Amazon’s swanky new London office at 60 Holborn Viaduct is built adjacent to the site of the world’s first coal-fired power station and also on the site of the oldest pub in London, The Three Tuns, the remains of which are still buried underneath it.
The power station, which began operating in January 1882, was built at Number 57 and by the indomitable Thomas Edison as a trial run for his later projects in New York. It had a Babcock and Wilcox boiler and was able to supply electricity for lighting along Newgate Street from the City Temple and the Old Bailey to the General Post Office.
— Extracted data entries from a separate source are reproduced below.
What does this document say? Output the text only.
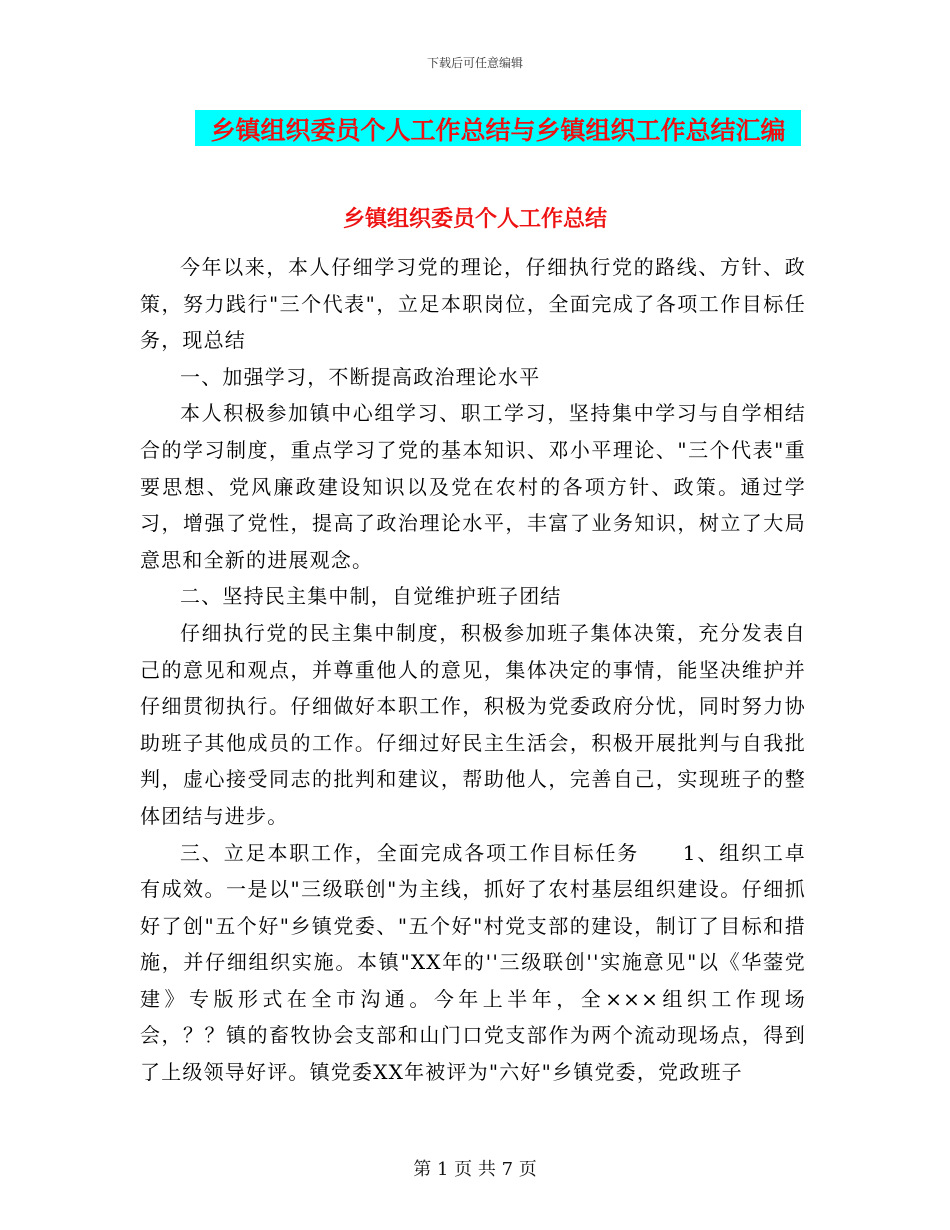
下载后可任意编辑
乡镇组织委员个人工作总结与乡镇组织工作总结汇编
乡镇组织委员个人工作总结

今年以来，本人仔细学习党的理论，仔细执行党的路线、方针、政策，努力践行"三个代表"，立足本职岗位，全面完成了各项工作目标任务，现总结

一、加强学习，不断提高政治理论水平

本人积极参加镇中心组学习、职工学习，坚持集中学习与自学相结合的学习制度，重点学习了党的基本知识、邓小平理论、"三个代表"重要思想、党风廉政建设知识以及党在农村的各项方针、政策。通过学习，增强了党性，提高了政治理论水平，丰富了业务知识，树立了大局意思和全新的进展观念。

二、坚持民主集中制，自觉维护班子团结

仔细执行党的民主集中制度，积极参加班子集体决策，充分发表自己的意见和观点，并尊重他人的意见，集体决定的事情，能坚决维护并仔细贯彻执行。仔细做好本职工作，积极为党委政府分忧，同时努力协助班子其他成员的工作。仔细过好民主生活会，积极开展批判与自我批判，虚心接受同志的批判和建议，帮助他人，完善自己，实现班子的整体团结与进步。

三、立足本职工作，全面完成各项工作目标任务　　1、组织工卓有成效。一是以"三级联创"为主线，抓好了农村基层组织建设。仔细抓好了创"五个好"乡镇党委、"五个好"村党支部的建设，制订了目标和措施，并仔细组织实施。本镇"XX年的''三级联创''实施意见"以《华蓥党建》专版形式在全市沟通。今年上半年，全×××组织工作现场会，？？镇的畜牧协会支部和山门口党支部作为两个流动现场点，得到了上级领导好评。镇党委XX年被评为"六好"乡镇党委，党政班子

第 1 页 共 7 页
This was thanks initially to the existence of underground culverts built as part the Viaduct‘s construction, itself one of the great feats of Victorian engineering, which required the demolition of over 4,000 mainly slum homes. This enabled Edison to cock a snook at the gas companies which enjoyed a monopoly on digging up roads for underground cable laying at that time.
Although the experiment was ended after two years, mainly because of cut-throat competition from gas, it paved the way for Edison’s triumph in New York and for the mistaken view of many Americans that the first public coal-fired power station was built in the Big Apple rather than London.
However, to beer drinkers the more interesting discovery was the unearthing by Museum of London archaeologists (pictured above) a few years ago of the extensive remains – including walls 2.5 metres high – of a the pub beneath Number 60. This dates back to medieval times, though it was enlarged in the 16th century and later. The pub buildings, which included a brewery and a taproom, straddled Snow Hill, which was then part of the main road from Newgate to the west.
The discovery added a new dimension to the thorny problem of deciding which is London’s oldest pub. This is the oldest whose original walls still exist, but there are others that claim to have existed for just as long, but whose structures have since been completely rebuilt.